What's still just as difficult is building the right team - my personal pain point is university recruiting, but it's bad across the board. If you're a startup that's expanding beyond the second or third round of technical hires the ability to draw on your network becomes increasingly limited as you've likely tapped out all your personal connections at this point, and your team's calendar still resembles one of the world's worst games of Tetris [1].

Traditional recruiting agencies are poor at matching technical hires with opportunities that are interesting to them because most recruiters are non-technical. GitHub profiles are worthless if the hiring manager (Read: /founders?/) have no time to read them, and dealing with phone screens and in-person interviews and arranging travel for candidates is a huge distraction from what they should be focusing on, building their business [2]. There's a huge potential for upset in the space, and I look forward to seeing a managed hiring provider that manages the scheduling, very initial matching of candidates, and once a hire is made follows-through with assistance on all of the ensuing paperwork and documentation.

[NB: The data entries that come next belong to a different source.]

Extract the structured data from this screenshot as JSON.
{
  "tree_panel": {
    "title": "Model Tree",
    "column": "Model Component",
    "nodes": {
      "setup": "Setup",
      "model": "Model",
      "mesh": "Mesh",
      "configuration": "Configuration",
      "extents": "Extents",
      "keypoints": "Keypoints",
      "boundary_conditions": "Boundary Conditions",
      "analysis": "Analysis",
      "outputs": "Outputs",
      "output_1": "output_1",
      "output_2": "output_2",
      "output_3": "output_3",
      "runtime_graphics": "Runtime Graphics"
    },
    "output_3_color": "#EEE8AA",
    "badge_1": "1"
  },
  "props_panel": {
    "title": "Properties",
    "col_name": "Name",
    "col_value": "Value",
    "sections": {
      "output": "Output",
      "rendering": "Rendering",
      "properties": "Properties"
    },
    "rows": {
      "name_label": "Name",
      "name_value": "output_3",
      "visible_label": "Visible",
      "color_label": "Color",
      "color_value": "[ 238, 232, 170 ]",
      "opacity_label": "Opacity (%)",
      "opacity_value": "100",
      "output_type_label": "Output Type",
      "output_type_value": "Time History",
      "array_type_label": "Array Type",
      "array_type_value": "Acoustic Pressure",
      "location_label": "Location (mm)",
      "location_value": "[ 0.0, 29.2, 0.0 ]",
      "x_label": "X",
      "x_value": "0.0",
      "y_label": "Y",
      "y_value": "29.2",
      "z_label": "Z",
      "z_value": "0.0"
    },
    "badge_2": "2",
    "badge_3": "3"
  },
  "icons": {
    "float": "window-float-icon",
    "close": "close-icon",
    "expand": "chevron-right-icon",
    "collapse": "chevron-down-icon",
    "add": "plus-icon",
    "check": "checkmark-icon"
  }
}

[1] http://media.edge-online.com/files/imagecache/article/tetris...

[2] Hiring is one component of building a company, one of the most important even, but it is a distraction. In an idyllic world perfect employees seek you out and apply ;)

1 comments

I completely agree that technical recruiting is open to disruption, and I hope that it soon will be, however: given the fees that barely technical recruiters extract now, what hope is there for a truly talented, highly technical recruiter who needs to get paid at least what (s)he could make in a technical role (120k minimum)
Sadly, I think this is right. I know several recruiters at a big-name recruiting agency in Silicon Valley, they try to act like an internal recruiter (thorough vetting of candidates, understanding company culture, etc) and they make much less money than if they had just adopted the pay and spray mentality of their peers.

The bright hope for me is darwinian: if enough startups refuse to use these pay and sprayers then they will die off, leaving only the higher quality recruiters. Will that happen? Not any time soon.